People, Travel

A Surreal Journey Through space

A Surreal Journey Through spaceA Surreal Journey Through space

The development of the tourism industry has become a major talking point in Iran in recent years.  Finding ways to expand different types of tours is an important step towards a realizing this goal.

Astronomy tourism is a type of tour which has been garnering a lot of attention lately. Since the dawn of time, mankind has been fascinated with the night sky. It should come as little surprise, then, that travel agencies have tried to capitalize on this ancient fascination and have organized tours to allow interested individuals to witness the beauty of the night sky it all its glory, far away from cities’ light pollution.

With the central and eastern parts of it covered in deserts, Iran is a geographically-favored place to conduct astronomy tours. The deserts of Dasht-e Kavir and Dasht-e Lut provide clear skies for astronomy enthusiasts, making them some of the greatest places on the planet to witness the Heavens.

  Gonbad-e Mina Planetarium

Sadly, not everyone has the time to take an astronomy tour; life has a habit of getting in the way of living. The Gonbad-e Mina Planetarium in Tehran, however, makes sure everyone gets a chance to gaze upon the starts without the nuisance of light pollution.

Located in the Aab-o-Atash Park in the Abbas Abad neighborhood of Tehran, Gonbad-e Mina (Dome of Mina) was inaugurated in October 2014, making it the largest 3D planetarium in the Middle East.

The planetarium offers visitors a view of the sky projected onto the domed ceiling; a single projector located at the center of the planetarium provides the background while there are separate projectors for the Sun, the Moon, the planets, and other stars.

One of the most intriguing star shows at the planetarium are projections of the night sky at various latitudes and longitudes at any moment in the past. Visitors are also treated to the position of unique constellations as seen from the northern and southern hemispheres.

The projection system, paired with the digital surround sound channels provide a surreal experience as you are taken on a journey through space.

The planetarium also houses a museum, showcasing ancient artifacts used thousands of years ago to observe and study the sky. One such artifact is the 2000-year-old Parthian Battery - discovered in the ancient city of Ctesiphon in 1936 – which is said to have been used as an electrical storage device.

Another item of note is an astrolabe; a very ancient astronomical computer for solving problems relating to time and the position of the Sun and stars in the sky.
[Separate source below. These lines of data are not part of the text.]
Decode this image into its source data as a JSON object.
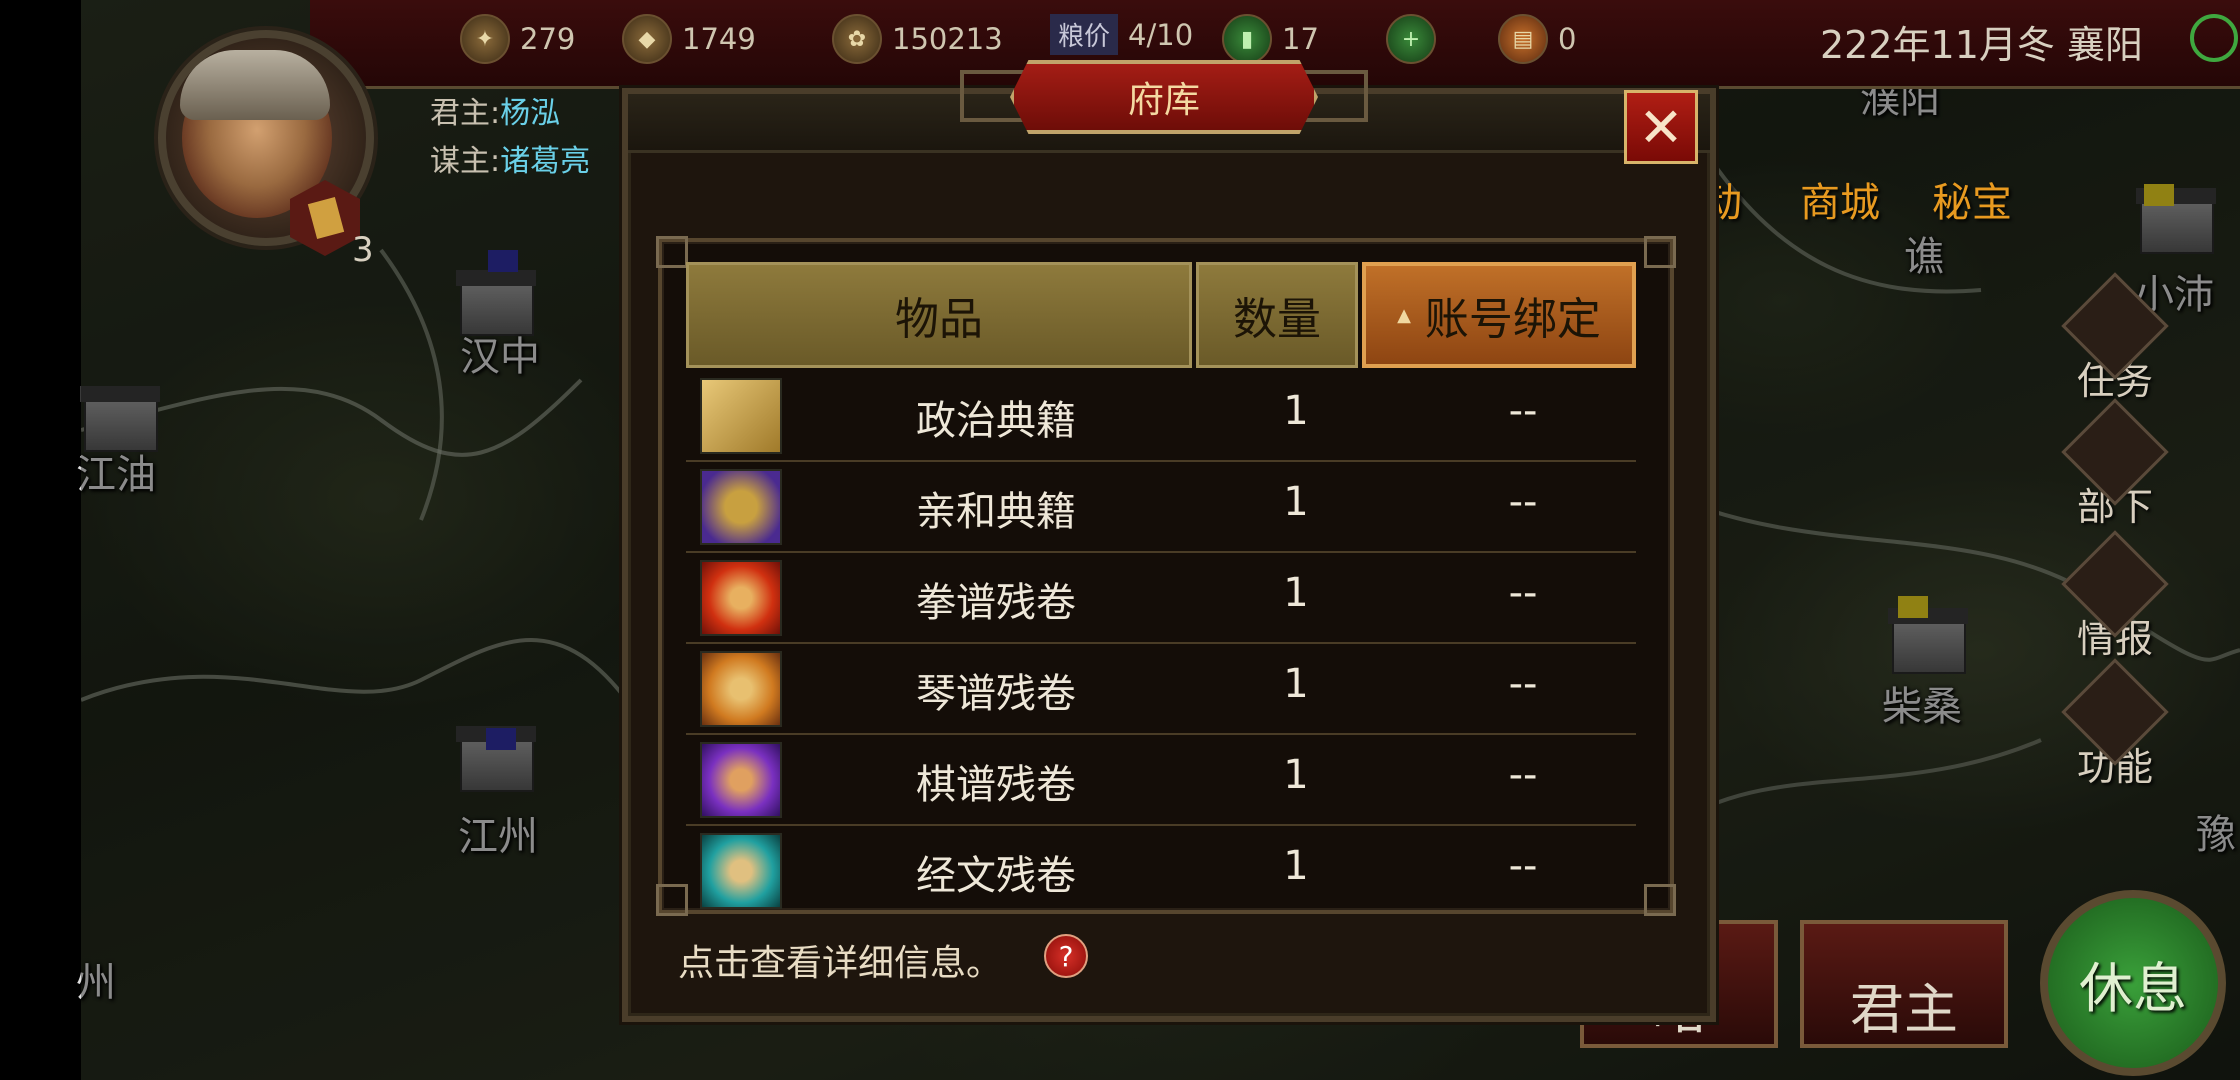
{
  "top_bar": {
    "resources": [
      {
        "icon": "wood-icon",
        "value": "279"
      },
      {
        "icon": "stone-icon",
        "value": "1749"
      },
      {
        "icon": "grain-icon",
        "value": "150213"
      },
      {
        "icon": "grain-price-icon",
        "label": "粮价",
        "value": "4/10"
      },
      {
        "icon": "jade-icon",
        "value": "17"
      },
      {
        "icon": "add-icon",
        "value": ""
      },
      {
        "icon": "book-icon",
        "value": "0"
      }
    ],
    "date_location": "222年11月冬 襄阳"
  },
  "player": {
    "ruler_label": "君主:",
    "ruler_name": "杨泓",
    "advisor_label": "谋主:",
    "advisor_name": "诸葛亮",
    "badge_count": "3"
  },
  "map": {
    "cities": [
      "汉中",
      "江油",
      "江州",
      "州",
      "谯",
      "小沛",
      "柴桑",
      "豫",
      "濮阳"
    ],
    "top_menu": [
      "动",
      "商城",
      "秘宝"
    ],
    "side_buttons": [
      "任务",
      "部下",
      "情报",
      "功能"
    ],
    "bottom_buttons": [
      "君主",
      "略"
    ],
    "rest_button": "休息"
  },
  "dialog": {
    "title": "府库",
    "close_symbol": "✕",
    "columns": {
      "item": "物品",
      "quantity": "数量",
      "bind": "账号绑定",
      "sort_indicator": "▲"
    },
    "items": [
      {
        "icon": "political-classic-icon",
        "name": "政治典籍",
        "quantity": "1",
        "bind": "--"
      },
      {
        "icon": "affinity-classic-icon",
        "name": "亲和典籍",
        "quantity": "1",
        "bind": "--"
      },
      {
        "icon": "fist-manual-fragment-icon",
        "name": "拳谱残卷",
        "quantity": "1",
        "bind": "--"
      },
      {
        "icon": "zither-manual-fragment-icon",
        "name": "琴谱残卷",
        "quantity": "1",
        "bind": "--"
      },
      {
        "icon": "chess-manual-fragment-icon",
        "name": "棋谱残卷",
        "quantity": "1",
        "bind": "--"
      },
      {
        "icon": "scripture-fragment-icon",
        "name": "经文残卷",
        "quantity": "1",
        "bind": "--"
      }
    ],
    "hint": "点击查看详细信息。",
    "help_symbol": "?"
  }
}
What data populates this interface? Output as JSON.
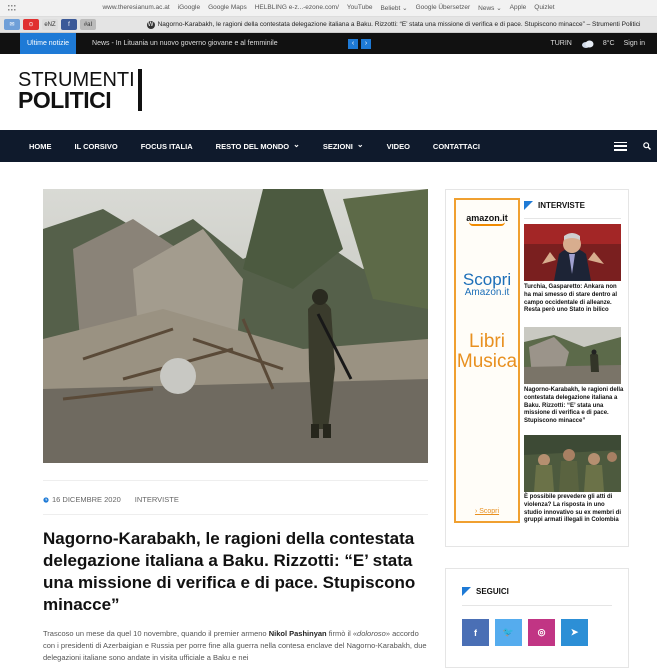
{
  "browser": {
    "bookmarks": [
      "www.theresianum.ac.at",
      "iGoogle",
      "Google Maps",
      "HELBLING e-z...-ezone.com/",
      "YouTube",
      "Beliebt ⌄",
      "Google Übersetzer",
      "News ⌄",
      "Apple",
      "Quizlet"
    ],
    "tab_title": "Nagorno-Karabakh, le ragioni della contestata delegazione italiana a Baku. Rizzotti: “E’ stata una missione di verifica e di pace. Stupiscono minacce” – Strumenti Politici",
    "tab_icons": [
      "✉",
      "⊙",
      "eNZ",
      "f",
      "#aI"
    ]
  },
  "topbar": {
    "ticker_label": "Ultime notizie",
    "ticker_text": "News - In Lituania un nuovo governo giovane e al femminile",
    "city": "TURIN",
    "temperature": "8°C",
    "signin": "Sign in"
  },
  "logo": {
    "line1": "STRUMENTI",
    "line2": "POLITICI"
  },
  "nav": {
    "items": [
      {
        "label": "HOME",
        "dropdown": false
      },
      {
        "label": "IL CORSIVO",
        "dropdown": false
      },
      {
        "label": "FOCUS ITALIA",
        "dropdown": false
      },
      {
        "label": "RESTO DEL MONDO",
        "dropdown": true
      },
      {
        "label": "SEZIONI",
        "dropdown": true
      },
      {
        "label": "VIDEO",
        "dropdown": false
      },
      {
        "label": "CONTATTACI",
        "dropdown": false
      }
    ]
  },
  "article": {
    "date": "16 DICEMBRE 2020",
    "category": "INTERVISTE",
    "title": "Nagorno-Karabakh, le ragioni della contestata delegazione italiana a Baku. Rizzotti: “E’ stata una missione di verifica e di pace. Stupiscono minacce”",
    "body_1": "Trascoso un mese da quel 10 novembre, quando il premier armeno ",
    "body_bold": "Nikol Pashinyan",
    "body_2": " firmò il «",
    "body_italic": "doloroso",
    "body_3": "» accordo con i presidenti di Azerbaigian e Russia per porre fine alla guerra nella contesa enclave del Nagorno-Karabakh, due delegazioni italiane sono andate in visita ufficiale a Baku e nei"
  },
  "ad": {
    "brand": "amazon.it",
    "line1": "Scopri",
    "line2": "Amazon.it",
    "line3": "Libri",
    "line4": "Musica",
    "cta": "› Scopri"
  },
  "sidebar": {
    "heading": "INTERVISTE",
    "items": [
      {
        "caption": "Turchia, Gasparetto: Ankara non ha mai smesso di stare dentro al campo occidentale di alleanze. Resta però uno Stato in bilico"
      },
      {
        "caption": "Nagorno-Karabakh, le ragioni della contestata delegazione italiana a Baku. Rizzotti: “E’ stata una missione di verifica e di pace. Stupiscono minacce”"
      },
      {
        "caption": "È possibile prevedere gli atti di violenza? La risposta in uno studio innovativo su ex membri di gruppi armati illegali in Colombia"
      }
    ]
  },
  "follow": {
    "heading": "SEGUICI",
    "networks": [
      {
        "icon": "facebook-icon",
        "glyph": "f",
        "color": "#4a6fb5"
      },
      {
        "icon": "twitter-icon",
        "glyph": "🐦",
        "color": "#55acee"
      },
      {
        "icon": "instagram-icon",
        "glyph": "◎",
        "color": "#c13584"
      },
      {
        "icon": "telegram-icon",
        "glyph": "➤",
        "color": "#2c8fd6"
      }
    ]
  }
}
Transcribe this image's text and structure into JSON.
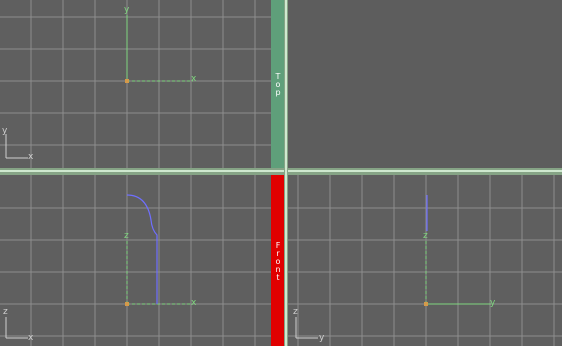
{
  "viewports": {
    "top": {
      "label": "Top",
      "tab_color": "#5f9f7a",
      "state": "inactive"
    },
    "front": {
      "label": "Front",
      "tab_color": "#e00000",
      "state": "active"
    },
    "left": {
      "label": "",
      "tab_color": "",
      "state": "inactive"
    },
    "perspective": {
      "label": "",
      "tab_color": "",
      "state": "empty"
    }
  },
  "axis_labels": {
    "top_center": {
      "x": "x",
      "y": "y"
    },
    "top_corner": {
      "x": "x",
      "y": "y"
    },
    "front_center": {
      "x": "x",
      "z": "z"
    },
    "front_corner": {
      "x": "x",
      "z": "z"
    },
    "left_center": {
      "y": "y",
      "z": "z"
    },
    "left_corner": {
      "y": "y",
      "z": "z"
    }
  },
  "colors": {
    "viewport_bg": "#5f5f5f",
    "grid_line": "#8e8e8e",
    "axis_green": "#7fd67f",
    "shape_blue": "#6f6fff",
    "triad_gray": "#cfcfcf",
    "divider": "#86a486"
  }
}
  Astronomy and Astrology in Ancient Persia

Astrology is an occult practice with its roots in ancient civilizations. The oldest discovered records of the practice date back to 2000 BC; to ancient Babylonia.

Astrologers of the time studied the movement of the planets and assigned them godlike attributes. Observing the planets gradually resulted in rudimentary scientific advances in astronomy. The observations might have been important to the regulation of the calendar as well. The Babylonian/Assyrian astrology later took hold in Egypt, Persia and other ancient civilizations.

Mathematical astronomy was used to build multistory ziggurat towers, such as Chogha Zanbil in Susa (in present-day Khuzestan Province), dating back to the Elamite Era. Ziggurats functioned as observatories; at seven-floors high, ziggurats were used by astronomers to observe and record the movement of celestial bodies. Tables with astronomical computations of the distances between stars have been preserved and contain information on the basic fixed stars and constellations, their relative positions, and periods of the solar rising and settings, among others.

Ka’ba-ye Zartosht in Naqsh-e Rostam (located in present-day Shiraz), which was built during the Achaemenid Era, bears surprisingly detailed inscriptions of the cycle of days.

In the following centuries, more advanced structures called Chahar Taghi (meaning ‘four arches’ in Farsi) were used by astronomers to create calendars and almanacs. The most famous of such structures are the Niasar Chahar Taghi, Isfahan Province and the Radakan Chahar Taghi, Khorasan Razavi Province.